I’m all for embracing the awkward. In fact, I think it’s a semi-disaster to have never asked for a raise. This piece from Pattie Sellers, the creator of Fortune’s Most Powerful Women Summit, drives me nuts! She says she never asked for a raise, and after 24 years of loyalty to the company, they gave her more than she thought she deserved. I can’t get behind that wait and pray approach, can you? Would love to hear how you’ve gotten paid more on the job. The more stories we can share about negotiating, asking, strategizing for a raise, the more likely we are to get paid what we deserve and more!
PS: Remind me to tell you about the time I turned down a big raise—and why it was the best move I ever made.
If there ever was a patron saint of Badass Babes, it would be Jennifer Lopez (my forever girl crush.) Next time you’re worried about over stepping your bounds at work, or pushing hard to see your vision executed, hold on to these words of wisdom from J.Lo from the Hollywood Reporter.
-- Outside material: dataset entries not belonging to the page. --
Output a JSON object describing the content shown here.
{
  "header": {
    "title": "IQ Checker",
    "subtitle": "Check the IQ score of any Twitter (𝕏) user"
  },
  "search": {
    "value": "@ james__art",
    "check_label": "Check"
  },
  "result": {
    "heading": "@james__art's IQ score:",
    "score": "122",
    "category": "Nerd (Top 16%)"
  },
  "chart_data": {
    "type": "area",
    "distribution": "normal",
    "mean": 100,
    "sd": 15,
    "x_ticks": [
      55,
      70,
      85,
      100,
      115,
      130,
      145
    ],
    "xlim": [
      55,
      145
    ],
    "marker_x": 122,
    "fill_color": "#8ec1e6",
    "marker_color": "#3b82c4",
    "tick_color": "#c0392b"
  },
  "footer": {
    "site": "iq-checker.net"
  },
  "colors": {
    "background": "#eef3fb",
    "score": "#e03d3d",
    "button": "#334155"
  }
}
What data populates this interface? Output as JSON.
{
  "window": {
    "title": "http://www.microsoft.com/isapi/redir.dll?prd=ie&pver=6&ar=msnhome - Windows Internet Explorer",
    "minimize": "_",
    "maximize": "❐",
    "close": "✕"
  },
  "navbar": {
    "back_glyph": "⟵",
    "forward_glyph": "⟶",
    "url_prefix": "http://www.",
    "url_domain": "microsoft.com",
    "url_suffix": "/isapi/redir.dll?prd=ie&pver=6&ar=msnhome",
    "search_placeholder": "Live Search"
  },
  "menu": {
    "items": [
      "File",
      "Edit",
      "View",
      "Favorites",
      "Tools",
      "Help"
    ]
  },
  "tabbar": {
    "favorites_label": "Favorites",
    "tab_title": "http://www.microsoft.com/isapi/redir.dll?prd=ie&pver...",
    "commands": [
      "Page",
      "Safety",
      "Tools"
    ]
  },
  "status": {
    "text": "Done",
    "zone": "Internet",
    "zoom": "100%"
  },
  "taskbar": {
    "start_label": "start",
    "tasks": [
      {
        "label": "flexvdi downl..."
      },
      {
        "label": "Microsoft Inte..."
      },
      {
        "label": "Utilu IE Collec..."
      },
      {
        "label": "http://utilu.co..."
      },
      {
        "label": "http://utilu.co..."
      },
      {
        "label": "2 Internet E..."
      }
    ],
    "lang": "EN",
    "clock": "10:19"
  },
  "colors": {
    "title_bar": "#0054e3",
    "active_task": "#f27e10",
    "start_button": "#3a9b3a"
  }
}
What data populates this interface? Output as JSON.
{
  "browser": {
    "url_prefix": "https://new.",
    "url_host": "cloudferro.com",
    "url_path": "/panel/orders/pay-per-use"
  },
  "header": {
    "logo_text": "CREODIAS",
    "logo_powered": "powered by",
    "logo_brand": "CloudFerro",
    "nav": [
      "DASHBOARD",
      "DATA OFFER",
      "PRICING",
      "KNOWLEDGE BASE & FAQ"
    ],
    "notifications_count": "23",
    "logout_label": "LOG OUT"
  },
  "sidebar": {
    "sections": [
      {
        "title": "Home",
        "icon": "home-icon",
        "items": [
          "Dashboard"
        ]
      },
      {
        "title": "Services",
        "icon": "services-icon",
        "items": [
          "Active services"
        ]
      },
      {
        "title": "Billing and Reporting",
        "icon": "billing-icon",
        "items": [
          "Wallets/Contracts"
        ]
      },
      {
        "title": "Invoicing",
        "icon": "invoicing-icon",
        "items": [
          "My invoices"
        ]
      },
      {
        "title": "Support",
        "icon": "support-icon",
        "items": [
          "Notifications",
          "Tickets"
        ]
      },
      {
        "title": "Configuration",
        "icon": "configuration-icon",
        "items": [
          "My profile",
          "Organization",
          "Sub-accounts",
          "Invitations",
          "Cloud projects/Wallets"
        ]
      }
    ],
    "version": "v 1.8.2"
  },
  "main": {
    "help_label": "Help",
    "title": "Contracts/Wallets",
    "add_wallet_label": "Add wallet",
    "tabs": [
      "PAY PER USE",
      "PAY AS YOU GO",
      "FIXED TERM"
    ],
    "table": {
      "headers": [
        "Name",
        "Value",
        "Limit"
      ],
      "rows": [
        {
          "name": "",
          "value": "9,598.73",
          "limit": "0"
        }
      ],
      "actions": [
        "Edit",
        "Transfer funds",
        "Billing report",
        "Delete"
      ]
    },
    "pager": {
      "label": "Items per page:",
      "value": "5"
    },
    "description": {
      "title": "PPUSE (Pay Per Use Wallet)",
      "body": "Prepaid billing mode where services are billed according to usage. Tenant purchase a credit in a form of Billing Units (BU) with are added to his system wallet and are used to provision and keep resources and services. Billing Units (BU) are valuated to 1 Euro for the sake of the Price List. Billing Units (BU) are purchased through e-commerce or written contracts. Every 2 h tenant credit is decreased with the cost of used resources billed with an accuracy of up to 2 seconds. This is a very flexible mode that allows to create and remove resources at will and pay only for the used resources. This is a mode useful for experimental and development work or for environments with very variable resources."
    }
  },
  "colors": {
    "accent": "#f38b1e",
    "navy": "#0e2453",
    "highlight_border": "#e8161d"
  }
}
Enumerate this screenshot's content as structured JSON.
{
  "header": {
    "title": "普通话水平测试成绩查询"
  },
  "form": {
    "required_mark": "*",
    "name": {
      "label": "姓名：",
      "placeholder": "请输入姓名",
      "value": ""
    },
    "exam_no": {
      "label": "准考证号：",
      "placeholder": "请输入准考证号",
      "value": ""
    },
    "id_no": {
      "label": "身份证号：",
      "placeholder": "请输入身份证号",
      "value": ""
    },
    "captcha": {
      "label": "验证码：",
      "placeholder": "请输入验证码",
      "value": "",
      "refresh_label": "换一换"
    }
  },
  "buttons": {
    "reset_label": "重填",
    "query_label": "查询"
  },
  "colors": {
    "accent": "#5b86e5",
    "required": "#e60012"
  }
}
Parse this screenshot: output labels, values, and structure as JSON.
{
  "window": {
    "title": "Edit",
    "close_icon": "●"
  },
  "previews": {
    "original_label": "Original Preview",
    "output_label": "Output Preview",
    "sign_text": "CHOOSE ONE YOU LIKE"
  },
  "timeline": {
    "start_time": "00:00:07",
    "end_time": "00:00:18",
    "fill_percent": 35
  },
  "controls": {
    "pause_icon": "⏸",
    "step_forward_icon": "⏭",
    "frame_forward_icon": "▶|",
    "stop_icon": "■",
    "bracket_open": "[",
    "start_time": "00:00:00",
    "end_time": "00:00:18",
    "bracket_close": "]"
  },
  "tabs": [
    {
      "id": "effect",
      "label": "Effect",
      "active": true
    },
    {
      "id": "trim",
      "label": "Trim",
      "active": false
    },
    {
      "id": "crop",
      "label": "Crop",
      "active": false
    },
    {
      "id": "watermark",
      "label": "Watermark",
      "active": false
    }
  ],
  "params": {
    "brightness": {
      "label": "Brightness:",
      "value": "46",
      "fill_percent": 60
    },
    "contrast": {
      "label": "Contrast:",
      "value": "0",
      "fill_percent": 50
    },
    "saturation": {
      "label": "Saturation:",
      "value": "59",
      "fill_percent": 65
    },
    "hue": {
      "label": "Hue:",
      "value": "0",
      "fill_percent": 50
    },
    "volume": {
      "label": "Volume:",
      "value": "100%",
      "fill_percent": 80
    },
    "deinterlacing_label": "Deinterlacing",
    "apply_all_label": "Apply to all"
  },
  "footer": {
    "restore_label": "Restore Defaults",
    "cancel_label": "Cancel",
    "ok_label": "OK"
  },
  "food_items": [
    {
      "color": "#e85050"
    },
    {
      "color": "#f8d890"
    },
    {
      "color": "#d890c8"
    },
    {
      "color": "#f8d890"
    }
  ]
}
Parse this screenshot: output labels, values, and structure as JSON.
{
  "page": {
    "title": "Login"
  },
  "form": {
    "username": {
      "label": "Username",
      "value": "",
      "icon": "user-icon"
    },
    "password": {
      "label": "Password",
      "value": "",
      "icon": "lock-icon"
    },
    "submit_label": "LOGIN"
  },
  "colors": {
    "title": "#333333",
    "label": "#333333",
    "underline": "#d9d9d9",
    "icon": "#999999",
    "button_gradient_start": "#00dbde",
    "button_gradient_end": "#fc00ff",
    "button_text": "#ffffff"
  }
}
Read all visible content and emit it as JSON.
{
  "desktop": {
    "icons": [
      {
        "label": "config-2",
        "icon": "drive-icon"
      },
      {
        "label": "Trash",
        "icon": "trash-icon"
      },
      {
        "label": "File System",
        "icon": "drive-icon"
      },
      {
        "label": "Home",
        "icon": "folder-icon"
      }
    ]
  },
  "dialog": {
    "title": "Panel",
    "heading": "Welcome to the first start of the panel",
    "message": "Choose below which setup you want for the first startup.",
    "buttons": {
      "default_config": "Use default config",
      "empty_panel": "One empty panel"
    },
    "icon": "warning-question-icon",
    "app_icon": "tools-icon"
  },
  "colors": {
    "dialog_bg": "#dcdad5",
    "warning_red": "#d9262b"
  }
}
"I got a moniker of being 'the diva,' which I never felt I deserved — which I don't deserve — because I've always been a hard worker, on time, doing what I'm supposed to do…Sometimes I felt crippled to voice my opinion, especially because certain directors and the boys' club that they form can make you feel like, "Oh, I can't say anything." … Like, we're not allowed to have certain opinions or even be passionate about something, or they'll be like, 'God, she's really difficult.' It's like, 'Am I? Am I difficult because I care?'"
Until next week!
BTW: This newsletter started from a series of conversations at my dinner table (dinner may be overselling...it was fancy frozen pizza and many bottles of rosé). Each dinner was a group of about 6 or so, friends of a friend of a friend, who came together to trade notes, offer support and share insider secrets. I called them the Badass Babes because they were the kind of girls anyone would want to be—confident, rule breaking, game changing. The conversations were so revelatory that I wanted to broaden the sisterhood and connect with young women everywhere. And so here we are. So glad you could join us!